Lighting ballast evaluation
In most facilities, lighting is a major element of operating cost. Part of that cost is due to energy, and part is due to maintenance. The maintenance costs can be significant. Light fixtures require periodic maintenance—for example, lamps burn out, ballasts fail, and lenses need cleaning.
The amount of maintenance required varies with the age and design of the lighting fixtures. The logistics of the maintenance (for example, needing a personnel lift for high ceiling areas) can magnify “typical” cost estimates by an order of magnitude. It is sometimes cost effective to replace an entire system with a more efficient one.
While reducing the maintenance costs can be a driving force in obtaining a replacement system, reducing energy costs might be the driving force in selecting a replacement system. Determining the actual reduction in energy consumption can require significant research. The research can be difficult because there is no common platform for comparing the widely varying performance claims from competing suppliers. Sometimes critical specs are missing altogether.

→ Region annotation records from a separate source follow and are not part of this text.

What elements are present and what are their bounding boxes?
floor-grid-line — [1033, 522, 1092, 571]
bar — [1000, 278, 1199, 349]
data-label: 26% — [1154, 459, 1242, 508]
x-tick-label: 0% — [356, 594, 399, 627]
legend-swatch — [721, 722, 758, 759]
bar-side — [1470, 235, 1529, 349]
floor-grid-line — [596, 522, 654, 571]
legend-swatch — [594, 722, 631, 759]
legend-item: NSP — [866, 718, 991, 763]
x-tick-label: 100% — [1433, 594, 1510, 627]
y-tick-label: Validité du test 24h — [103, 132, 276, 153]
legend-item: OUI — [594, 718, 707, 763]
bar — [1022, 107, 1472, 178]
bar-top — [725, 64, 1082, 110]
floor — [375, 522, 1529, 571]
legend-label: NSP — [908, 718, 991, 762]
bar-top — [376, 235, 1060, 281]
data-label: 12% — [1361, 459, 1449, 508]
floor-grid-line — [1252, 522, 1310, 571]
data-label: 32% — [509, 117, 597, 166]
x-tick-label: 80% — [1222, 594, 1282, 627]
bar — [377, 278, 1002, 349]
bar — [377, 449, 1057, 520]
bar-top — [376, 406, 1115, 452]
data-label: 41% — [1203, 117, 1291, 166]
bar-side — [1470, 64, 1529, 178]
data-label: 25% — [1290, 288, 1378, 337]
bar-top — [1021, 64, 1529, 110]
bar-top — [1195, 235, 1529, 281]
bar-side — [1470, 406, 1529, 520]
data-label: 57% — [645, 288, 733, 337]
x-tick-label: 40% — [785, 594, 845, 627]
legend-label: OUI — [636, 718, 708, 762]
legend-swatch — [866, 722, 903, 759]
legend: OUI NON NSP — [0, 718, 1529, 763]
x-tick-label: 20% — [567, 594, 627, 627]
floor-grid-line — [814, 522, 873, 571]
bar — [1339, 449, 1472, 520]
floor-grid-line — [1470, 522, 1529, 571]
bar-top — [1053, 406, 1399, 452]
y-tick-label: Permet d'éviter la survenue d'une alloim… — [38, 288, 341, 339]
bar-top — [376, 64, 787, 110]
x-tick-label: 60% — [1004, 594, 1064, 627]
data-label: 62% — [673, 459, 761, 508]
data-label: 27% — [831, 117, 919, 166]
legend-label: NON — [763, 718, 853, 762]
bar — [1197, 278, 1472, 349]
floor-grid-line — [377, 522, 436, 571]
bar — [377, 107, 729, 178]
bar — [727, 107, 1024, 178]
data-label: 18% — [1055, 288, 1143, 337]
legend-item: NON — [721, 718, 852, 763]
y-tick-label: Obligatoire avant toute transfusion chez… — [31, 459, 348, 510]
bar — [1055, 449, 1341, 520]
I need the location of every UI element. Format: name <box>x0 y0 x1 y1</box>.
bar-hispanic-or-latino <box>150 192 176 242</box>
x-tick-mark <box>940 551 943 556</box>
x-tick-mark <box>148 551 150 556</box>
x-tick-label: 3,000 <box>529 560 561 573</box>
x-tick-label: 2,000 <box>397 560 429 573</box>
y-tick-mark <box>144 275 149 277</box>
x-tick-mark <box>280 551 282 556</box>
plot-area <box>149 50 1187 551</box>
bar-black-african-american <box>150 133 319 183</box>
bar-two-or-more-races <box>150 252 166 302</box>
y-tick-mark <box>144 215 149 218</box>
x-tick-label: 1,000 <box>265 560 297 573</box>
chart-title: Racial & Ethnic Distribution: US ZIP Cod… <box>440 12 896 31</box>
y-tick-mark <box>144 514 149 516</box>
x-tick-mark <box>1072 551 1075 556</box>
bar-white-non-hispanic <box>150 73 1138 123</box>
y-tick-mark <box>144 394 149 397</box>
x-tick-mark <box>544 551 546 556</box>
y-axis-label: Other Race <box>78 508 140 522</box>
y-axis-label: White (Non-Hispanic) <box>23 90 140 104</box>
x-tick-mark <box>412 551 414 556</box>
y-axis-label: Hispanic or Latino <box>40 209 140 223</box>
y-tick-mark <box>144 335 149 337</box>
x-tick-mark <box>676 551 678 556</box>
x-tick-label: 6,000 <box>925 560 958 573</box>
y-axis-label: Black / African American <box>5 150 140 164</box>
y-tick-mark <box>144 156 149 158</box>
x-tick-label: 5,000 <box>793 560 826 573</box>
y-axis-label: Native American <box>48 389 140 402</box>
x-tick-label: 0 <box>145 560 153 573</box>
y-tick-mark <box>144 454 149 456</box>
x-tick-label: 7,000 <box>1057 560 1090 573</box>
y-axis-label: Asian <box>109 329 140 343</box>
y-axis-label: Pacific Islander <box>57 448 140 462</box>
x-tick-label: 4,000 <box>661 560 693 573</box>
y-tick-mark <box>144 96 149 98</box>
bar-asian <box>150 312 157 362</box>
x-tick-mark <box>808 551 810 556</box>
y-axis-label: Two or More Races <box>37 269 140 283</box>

It is worth noting that each manufacturer bases its performance claims on a specified set of operating conditions, and that these conditions may be ideal or they may be “typical.” The conditions vary between manufacturers and the conditions differ from actual applications. Therefore, those claims, while made in good faith, can be a poor basis for a final product decision. When trying to make economic decisions on lighting or other electrical applications, measuring actual performance under actual conditions—with the right test equipment—is a sure way to arrive at the best decision.